Half of the stocks would neither be put nor called, leaving the investor in the same position as in a passive strategy, except for the joy of pocketing the option premiums. The shares that exceeded the call strike prices at expiration and therefore being sold were WMT, AAPL, GOOG, IBM, and PG. Only BAC shares ended lower than the put strike price and would therefore leave the investor with a double dose of that troubled bank. The portfolio can obviously be rebalanced at any time.

Even though the market may have proven my outlook at the time of writing the first article to be overly cautious, the results of the overall strategy are still quite impressive. The strategy using option sales would have returned over 23%, compared to 13% for the passive strategy, dividends excluded in both cases. Remarkably, the passive approach turned out to be better for only one stock, AAPL, and in no instance did the options strategy result in a loss, whereas the passive investor would have suffered losses on BAC and JPM.

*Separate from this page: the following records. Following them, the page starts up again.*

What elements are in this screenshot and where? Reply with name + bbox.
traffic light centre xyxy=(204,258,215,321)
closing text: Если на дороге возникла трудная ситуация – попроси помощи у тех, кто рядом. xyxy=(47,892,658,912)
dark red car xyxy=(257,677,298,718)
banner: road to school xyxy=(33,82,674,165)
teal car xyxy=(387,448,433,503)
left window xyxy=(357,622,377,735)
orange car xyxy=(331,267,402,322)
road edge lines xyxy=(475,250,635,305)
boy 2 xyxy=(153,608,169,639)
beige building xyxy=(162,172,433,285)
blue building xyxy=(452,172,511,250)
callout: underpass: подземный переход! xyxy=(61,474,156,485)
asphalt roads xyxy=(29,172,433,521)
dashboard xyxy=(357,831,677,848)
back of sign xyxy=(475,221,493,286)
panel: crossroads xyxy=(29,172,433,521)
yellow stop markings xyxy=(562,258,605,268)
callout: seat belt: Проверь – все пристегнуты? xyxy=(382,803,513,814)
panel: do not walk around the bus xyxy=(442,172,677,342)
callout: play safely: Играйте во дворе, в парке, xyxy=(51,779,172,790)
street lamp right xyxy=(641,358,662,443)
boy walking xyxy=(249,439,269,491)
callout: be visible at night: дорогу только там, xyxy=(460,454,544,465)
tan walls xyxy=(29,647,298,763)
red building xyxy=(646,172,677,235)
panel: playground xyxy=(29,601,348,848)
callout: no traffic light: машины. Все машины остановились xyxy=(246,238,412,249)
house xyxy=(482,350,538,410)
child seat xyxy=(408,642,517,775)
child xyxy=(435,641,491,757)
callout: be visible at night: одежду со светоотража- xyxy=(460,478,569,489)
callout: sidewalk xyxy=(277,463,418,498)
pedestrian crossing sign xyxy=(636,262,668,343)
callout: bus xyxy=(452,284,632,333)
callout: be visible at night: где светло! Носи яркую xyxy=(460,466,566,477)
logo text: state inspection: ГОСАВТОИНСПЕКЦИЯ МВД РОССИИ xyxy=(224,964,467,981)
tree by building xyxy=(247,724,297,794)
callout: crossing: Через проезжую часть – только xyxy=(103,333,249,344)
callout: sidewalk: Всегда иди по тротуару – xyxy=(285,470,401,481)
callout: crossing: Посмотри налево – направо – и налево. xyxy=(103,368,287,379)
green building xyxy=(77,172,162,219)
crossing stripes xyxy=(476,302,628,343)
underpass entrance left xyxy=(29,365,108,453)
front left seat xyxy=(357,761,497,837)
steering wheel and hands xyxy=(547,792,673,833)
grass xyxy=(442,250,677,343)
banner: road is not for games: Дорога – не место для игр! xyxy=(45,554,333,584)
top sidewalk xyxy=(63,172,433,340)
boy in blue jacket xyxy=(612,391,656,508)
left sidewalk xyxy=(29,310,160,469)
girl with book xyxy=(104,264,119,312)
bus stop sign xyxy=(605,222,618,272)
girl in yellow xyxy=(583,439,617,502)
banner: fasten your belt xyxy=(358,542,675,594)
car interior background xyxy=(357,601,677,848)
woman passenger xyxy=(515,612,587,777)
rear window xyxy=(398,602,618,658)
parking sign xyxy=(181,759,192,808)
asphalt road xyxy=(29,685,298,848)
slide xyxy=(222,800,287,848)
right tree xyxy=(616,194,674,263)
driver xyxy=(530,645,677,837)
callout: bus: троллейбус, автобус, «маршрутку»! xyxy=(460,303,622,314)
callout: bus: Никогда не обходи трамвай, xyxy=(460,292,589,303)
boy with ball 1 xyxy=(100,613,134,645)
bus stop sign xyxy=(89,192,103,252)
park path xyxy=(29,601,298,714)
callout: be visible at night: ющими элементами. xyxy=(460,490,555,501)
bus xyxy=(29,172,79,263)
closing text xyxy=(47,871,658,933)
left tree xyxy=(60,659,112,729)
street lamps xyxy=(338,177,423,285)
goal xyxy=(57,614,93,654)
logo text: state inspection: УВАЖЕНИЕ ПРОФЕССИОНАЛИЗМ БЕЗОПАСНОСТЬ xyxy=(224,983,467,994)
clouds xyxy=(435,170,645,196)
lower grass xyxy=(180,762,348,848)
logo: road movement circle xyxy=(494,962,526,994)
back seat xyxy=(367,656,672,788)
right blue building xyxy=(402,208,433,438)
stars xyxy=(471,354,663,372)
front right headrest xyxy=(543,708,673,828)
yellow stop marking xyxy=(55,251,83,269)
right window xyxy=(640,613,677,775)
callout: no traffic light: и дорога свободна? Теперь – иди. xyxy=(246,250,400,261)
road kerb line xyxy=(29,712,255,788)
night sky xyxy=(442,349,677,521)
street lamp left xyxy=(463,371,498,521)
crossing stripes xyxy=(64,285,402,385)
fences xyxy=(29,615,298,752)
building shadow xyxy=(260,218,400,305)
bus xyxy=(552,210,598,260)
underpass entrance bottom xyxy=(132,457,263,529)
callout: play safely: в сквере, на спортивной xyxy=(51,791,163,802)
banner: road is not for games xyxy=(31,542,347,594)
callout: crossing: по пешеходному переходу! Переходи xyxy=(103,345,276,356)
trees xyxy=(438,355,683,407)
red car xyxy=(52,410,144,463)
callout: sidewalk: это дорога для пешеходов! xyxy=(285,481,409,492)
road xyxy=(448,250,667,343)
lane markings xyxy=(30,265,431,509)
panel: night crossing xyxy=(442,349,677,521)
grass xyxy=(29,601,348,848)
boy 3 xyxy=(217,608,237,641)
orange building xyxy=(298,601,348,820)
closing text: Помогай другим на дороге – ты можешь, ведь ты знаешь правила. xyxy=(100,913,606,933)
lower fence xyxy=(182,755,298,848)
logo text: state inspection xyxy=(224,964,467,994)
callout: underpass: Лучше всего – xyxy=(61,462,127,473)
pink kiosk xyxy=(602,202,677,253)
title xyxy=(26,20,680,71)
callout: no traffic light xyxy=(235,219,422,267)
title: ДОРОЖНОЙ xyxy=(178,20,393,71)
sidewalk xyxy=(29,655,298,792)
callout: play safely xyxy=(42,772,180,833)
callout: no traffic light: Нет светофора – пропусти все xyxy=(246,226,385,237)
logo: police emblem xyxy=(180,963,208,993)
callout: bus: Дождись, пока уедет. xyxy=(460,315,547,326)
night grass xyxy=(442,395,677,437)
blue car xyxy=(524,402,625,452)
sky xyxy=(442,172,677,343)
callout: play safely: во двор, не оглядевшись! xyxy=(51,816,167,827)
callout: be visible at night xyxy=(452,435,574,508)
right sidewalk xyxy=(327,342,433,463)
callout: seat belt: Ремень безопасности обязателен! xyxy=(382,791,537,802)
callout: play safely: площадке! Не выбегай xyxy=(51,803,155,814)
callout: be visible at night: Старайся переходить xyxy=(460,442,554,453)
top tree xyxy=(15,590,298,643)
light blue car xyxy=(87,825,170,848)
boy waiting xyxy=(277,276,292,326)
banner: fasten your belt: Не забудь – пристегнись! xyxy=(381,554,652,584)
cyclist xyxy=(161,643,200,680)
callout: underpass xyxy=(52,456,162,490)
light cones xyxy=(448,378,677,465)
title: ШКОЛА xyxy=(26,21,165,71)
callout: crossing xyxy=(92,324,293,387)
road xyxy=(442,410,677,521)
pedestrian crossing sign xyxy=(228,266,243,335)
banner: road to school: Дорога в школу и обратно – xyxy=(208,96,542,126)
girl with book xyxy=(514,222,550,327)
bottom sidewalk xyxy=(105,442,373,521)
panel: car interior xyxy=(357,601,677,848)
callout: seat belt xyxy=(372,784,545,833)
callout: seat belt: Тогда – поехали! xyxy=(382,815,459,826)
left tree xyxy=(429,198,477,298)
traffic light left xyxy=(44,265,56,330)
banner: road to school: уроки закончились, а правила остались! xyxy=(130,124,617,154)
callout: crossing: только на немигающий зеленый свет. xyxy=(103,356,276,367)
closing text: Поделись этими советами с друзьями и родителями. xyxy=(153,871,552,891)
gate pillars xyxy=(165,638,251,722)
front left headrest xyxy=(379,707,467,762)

At the right end of the table above, breakeven points are shown. If the stock price was below the lower limit at expiration, it would have been better not to use this strategy (due to a large loss on the puts), whereas if the stock price was above the upper limit at expiration, it would have been better to simply hold the stock and not limit the upside by selling calls. It would take an extremely strong or weak market for this strategy to underperform a simple buy and hold strategy. It is really only the extremely weak market you need to worry about. For instance, having a large amount of put options outstanding from late 2008 to early 2009 could potentially have been devastating. Therefore, position sizes and risk control are key.
 
Again a Good Time to Sell Covered Calls
Since the market has had an impressive and almost uninterrupted winning streak recently, it seems prudent to sell covered calls again at this time. I will repeat the exercise in a similar way by showing the twelve largest U.S. stocks by market capitalization currently and suggesting covered calls to sell with an expiration in January 2012. Between now and then, I will look for a time of weakness to sell puts against the same stocks. The results will be shown in a year’s time.

Disclosure: Author is long MSFT, AAPL, JNJ, BAC, T.